Признаться, жизнь в одной квартире совместно с бычками вовсе не была уж так приятна. Животные требовали тщательного ухода: много раз в день приходилось менять им подстилку, но в квартире все равно пахло навозом и было сыро. Иногда бычки вырывались из-за своей загородки и тогда норовили завладеть всей квартирой. Удержать их было трудно, потому что они были уже сильными и очень ловкими.
Однажды, когда дома не было ни меня, ни Татьяны Васильевны, ни Полины, Валя, то ли случайно, то ли играя, выпустила обоих бычков.

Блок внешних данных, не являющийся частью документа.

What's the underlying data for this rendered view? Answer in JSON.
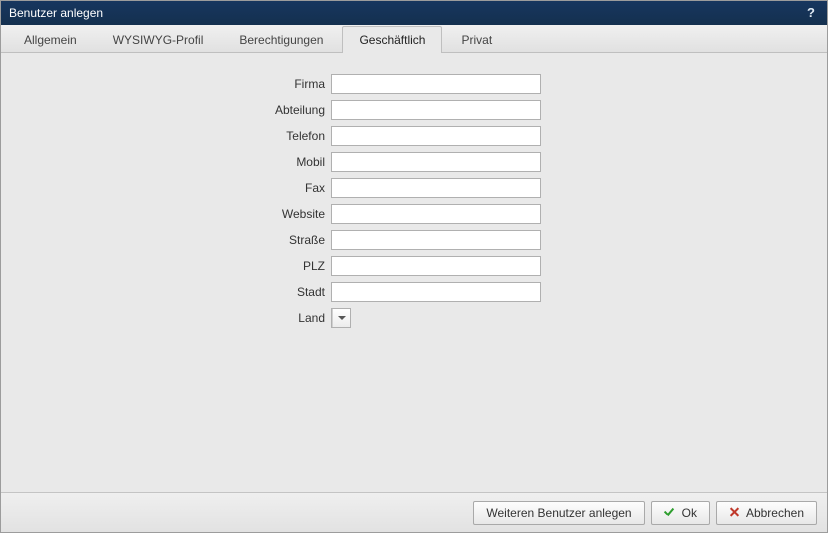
{
  "window": {
    "title": "Benutzer anlegen"
  },
  "tabs": [
    {
      "label": "Allgemein",
      "active": false
    },
    {
      "label": "WYSIWYG-Profil",
      "active": false
    },
    {
      "label": "Berechtigungen",
      "active": false
    },
    {
      "label": "Geschäftlich",
      "active": true
    },
    {
      "label": "Privat",
      "active": false
    }
  ],
  "form": {
    "fields": [
      {
        "label": "Firma",
        "value": "",
        "type": "text"
      },
      {
        "label": "Abteilung",
        "value": "",
        "type": "text"
      },
      {
        "label": "Telefon",
        "value": "",
        "type": "text"
      },
      {
        "label": "Mobil",
        "value": "",
        "type": "text"
      },
      {
        "label": "Fax",
        "value": "",
        "type": "text"
      },
      {
        "label": "Website",
        "value": "",
        "type": "text"
      },
      {
        "label": "Straße",
        "value": "",
        "type": "text"
      },
      {
        "label": "PLZ",
        "value": "",
        "type": "text"
      },
      {
        "label": "Stadt",
        "value": "",
        "type": "text"
      },
      {
        "label": "Land",
        "value": "",
        "type": "dropdown"
      }
    ]
  },
  "footer": {
    "create_another": "Weiteren Benutzer anlegen",
    "ok": "Ok",
    "cancel": "Abbrechen"
  }
}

Боже мой! Какую картину застал я, вернувшись домой! Вся мебель была перевернута, табуретки и стулья опрокинуты, посуда на полу. Послушный, разбежавшись, налетал на высокий фикус и тыкал его своим крепким лбом, пока цветок не опрокинулся. Шанго стоял возле начищенного самовара, изготовившись к бою и нацеливаясь забодать свое отражение в самоваре — такого же смешного и воинственно изготовившегося к бою бычка.
Виновница же всего этого кавардака, Валечка, спряталась за шкаф и со страхом выглядывала оттуда на своих озорничающих товарищей.
Это, конечно, было очень смешное зрелище, и, водворив порядок, я еще долго смеялся, вспоминая испуганные глаза Вали и воинственный пыл Шанго. Но вообще-то в те дни мне было не до смеха. Это были, быть может, самые тяжелые дни в моей жизни, потому что суставолом грозил уничтожить весь молодняк нашего стада.
Мы выбросили из телятника и сожгли всю солому, вымыли кипятком и продезинфицировали стены, полы перестлали. Я не уходил из телятника до тех пор, пока вся работа не была закончена. Вернулся в тот день только поздней ночью. Дома все уже спали. Спали и бычки в своей загородке. Только Шанго, когда я вошел, поднял широкую морду, чуть-чуть приоткрыл глаза, что-то промычал со сна и, свернувшись поудобнее, заснул опять.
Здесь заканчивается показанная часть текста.